教師を生業としている知人に「〇〇ちゃんは良いよね 江戸時代にタイムスリップしても寺子屋の先生として暮らせるもんね 手に職があるって素晴らしいね」と泣き言をぼやくと「あっちゃんなら何でもできるよ、江戸時代でも大丈夫だよ」と優しい言葉をかけてもらえた。

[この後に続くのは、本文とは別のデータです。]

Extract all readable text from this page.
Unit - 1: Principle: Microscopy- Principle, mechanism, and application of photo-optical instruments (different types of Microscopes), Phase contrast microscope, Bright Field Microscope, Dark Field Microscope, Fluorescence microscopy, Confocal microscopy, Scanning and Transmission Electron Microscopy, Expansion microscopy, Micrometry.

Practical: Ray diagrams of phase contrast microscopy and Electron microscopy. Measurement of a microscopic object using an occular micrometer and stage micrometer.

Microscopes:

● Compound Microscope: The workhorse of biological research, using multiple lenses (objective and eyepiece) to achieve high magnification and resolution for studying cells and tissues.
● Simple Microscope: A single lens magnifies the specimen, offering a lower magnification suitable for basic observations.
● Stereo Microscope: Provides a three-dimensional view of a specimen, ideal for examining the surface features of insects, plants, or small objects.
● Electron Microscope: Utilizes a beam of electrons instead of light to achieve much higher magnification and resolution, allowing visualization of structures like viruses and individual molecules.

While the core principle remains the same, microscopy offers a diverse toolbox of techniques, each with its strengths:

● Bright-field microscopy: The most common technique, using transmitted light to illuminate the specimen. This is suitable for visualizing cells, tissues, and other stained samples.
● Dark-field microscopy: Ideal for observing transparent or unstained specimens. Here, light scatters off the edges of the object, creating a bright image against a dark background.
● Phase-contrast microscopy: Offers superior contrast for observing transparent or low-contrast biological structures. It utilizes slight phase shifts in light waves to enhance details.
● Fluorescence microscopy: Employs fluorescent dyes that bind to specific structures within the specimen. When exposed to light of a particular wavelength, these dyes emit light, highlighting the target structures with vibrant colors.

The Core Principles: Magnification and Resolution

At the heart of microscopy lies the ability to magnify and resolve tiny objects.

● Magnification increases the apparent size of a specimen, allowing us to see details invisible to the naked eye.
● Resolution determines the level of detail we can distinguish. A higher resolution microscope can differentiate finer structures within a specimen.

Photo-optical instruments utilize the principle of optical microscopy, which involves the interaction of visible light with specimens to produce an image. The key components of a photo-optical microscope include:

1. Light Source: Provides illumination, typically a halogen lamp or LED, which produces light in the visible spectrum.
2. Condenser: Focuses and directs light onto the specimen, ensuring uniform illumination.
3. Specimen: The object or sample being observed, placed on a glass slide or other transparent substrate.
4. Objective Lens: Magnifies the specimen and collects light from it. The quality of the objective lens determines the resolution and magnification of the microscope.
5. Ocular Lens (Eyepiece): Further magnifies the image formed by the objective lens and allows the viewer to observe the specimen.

お茶屋さんかお団子屋さんで下働きでもさせてもらえたらいいんだけれどな…立札の人相書きとかならできる気がするんだけれど…わたしって役立たずだな…。

 

暗い気持ちになり、せめてタイムスリップ時にめちゃくちゃ役に立つ(あるいは儲けらえる)道具を持参することで、チートを発生させて生きていくしか思いつかない。十徳ナイフとかミシンとか。

 

それはさておき、先日スパに行き人生初のアカスリをした。
全裸の心もとない恰好のまま身体中を磨かれていく。体のアカを出し切ったあとは、ふわふわの泡で優しく洗われ、ジェルをつけて体のマッサージをしてもらい、頭皮のツボまで押してもらった。
とても気持良くて癒されながら、『テルマエ・ロマエ』の大浴場内にも、マッサージ師みたいな人がいたよなあと思った。
わたしの身体中のアカをこすってくれているこのお姉さんはローマ時代にタイムスリップしても安泰なんだろう。うらやましい。

 

役に立ちたい、人から褒められたり感謝されたり喜んでもらいたい。そう思う自分もいるけれど、役になんか立たなくても良い。人は居ることそのものに意味がある、と思う自分もいる。
役立たずのつるつるのスベスベ・マイ・ボディが愛おしい。自分のことを抱きしめられないのがもどかしいくらいよ。

またアカスリに行こう。お肌のターンオーバーは28日だってお姉さんが言っていたから来月あたりかね。